4. Wear sunscreen. Your hands may be numb from the cold, but that doesn’t mean you can skip the sunscreen. Just like the white sandy beaches of the Caribbean (except a bit colder), the white snow reflects sunlight back to your body, increasing your chance of sunburn. Cover any exposed areas (cheeks, nose, ears) with a natural sunscreen to avoid an uncomfortable burn. Don’t forget lip balm, too.
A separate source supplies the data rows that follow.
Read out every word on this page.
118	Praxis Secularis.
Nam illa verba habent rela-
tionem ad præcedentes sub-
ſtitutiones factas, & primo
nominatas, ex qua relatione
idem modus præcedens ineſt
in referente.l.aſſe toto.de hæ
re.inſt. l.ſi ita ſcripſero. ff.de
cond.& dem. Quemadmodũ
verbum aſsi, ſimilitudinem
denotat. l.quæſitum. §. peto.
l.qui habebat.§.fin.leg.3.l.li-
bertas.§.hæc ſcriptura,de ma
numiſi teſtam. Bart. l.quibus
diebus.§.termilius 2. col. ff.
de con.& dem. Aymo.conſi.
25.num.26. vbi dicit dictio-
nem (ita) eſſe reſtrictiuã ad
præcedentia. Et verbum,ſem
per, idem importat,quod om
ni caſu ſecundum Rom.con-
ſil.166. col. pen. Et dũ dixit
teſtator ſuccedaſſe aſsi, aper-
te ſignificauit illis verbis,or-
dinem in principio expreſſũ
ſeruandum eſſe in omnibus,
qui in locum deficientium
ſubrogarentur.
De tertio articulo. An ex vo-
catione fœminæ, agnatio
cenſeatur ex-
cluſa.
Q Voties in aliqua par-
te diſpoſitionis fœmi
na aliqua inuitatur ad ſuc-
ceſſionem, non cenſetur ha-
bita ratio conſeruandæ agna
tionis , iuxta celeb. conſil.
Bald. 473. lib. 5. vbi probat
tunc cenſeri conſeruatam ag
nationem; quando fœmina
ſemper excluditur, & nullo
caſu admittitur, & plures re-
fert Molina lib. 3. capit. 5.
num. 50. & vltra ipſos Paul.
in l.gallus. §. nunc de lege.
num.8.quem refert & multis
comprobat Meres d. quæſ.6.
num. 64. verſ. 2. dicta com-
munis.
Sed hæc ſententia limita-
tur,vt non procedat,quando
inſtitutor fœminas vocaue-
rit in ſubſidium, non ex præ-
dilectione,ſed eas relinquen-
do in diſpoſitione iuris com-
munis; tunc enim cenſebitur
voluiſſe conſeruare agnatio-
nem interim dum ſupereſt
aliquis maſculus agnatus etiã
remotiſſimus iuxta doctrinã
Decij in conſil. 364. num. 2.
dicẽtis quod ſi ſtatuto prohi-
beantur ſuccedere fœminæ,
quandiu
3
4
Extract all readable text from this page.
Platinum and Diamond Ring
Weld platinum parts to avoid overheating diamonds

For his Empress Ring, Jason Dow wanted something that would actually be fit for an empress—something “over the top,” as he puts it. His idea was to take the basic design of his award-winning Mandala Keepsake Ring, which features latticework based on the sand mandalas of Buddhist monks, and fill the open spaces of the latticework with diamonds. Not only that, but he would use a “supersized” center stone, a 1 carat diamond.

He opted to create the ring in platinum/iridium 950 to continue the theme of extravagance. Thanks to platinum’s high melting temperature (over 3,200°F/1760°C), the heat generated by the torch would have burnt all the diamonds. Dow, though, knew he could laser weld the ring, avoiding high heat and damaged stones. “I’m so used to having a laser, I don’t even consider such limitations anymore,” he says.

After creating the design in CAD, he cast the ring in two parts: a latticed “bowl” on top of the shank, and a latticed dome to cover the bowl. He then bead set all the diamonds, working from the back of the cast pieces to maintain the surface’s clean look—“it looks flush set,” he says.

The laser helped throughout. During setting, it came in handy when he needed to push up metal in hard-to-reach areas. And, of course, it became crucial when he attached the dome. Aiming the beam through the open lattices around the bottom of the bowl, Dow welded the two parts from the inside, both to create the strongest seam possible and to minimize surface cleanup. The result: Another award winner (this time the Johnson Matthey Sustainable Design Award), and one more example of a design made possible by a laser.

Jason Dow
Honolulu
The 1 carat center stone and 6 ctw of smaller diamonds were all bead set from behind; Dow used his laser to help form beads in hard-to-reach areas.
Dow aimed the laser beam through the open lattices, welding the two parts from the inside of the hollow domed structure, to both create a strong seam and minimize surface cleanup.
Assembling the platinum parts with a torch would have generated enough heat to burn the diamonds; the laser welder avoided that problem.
5. One word: layers. Duh,  everyone knows to wear layers, right?  You may be surprised how many people don’t heed this advice (perhaps they’re all Floridians). Staying warm is very critical to your safety, so be sure to dress properly for whatever activity you’re participating in. Wear a base layer (shirt and pants), preferably one made of a material that wicks moisture away from your body. (Don’t wear cotton – it absorbs moisture!) Top with a fleece pullover, waterproof pants, jacket and gloves. If you’ll be moving around a lot, look for a jacket and pants with zippered vents to keep you from overheating. Wear a hat under your helmet to keep your head and ears nice and toasty.

6. Stay alert. No matter what your skill level, you should always be on the lookout for hidden dangers, including changing weather conditions and trail hazards, such as trees, rocks and other skiers. Try as best as you can stay in control so you can avoid these obstacles. (I’m talking to you, speed demons!)

Stay safe and have fun – I’ll see you out there!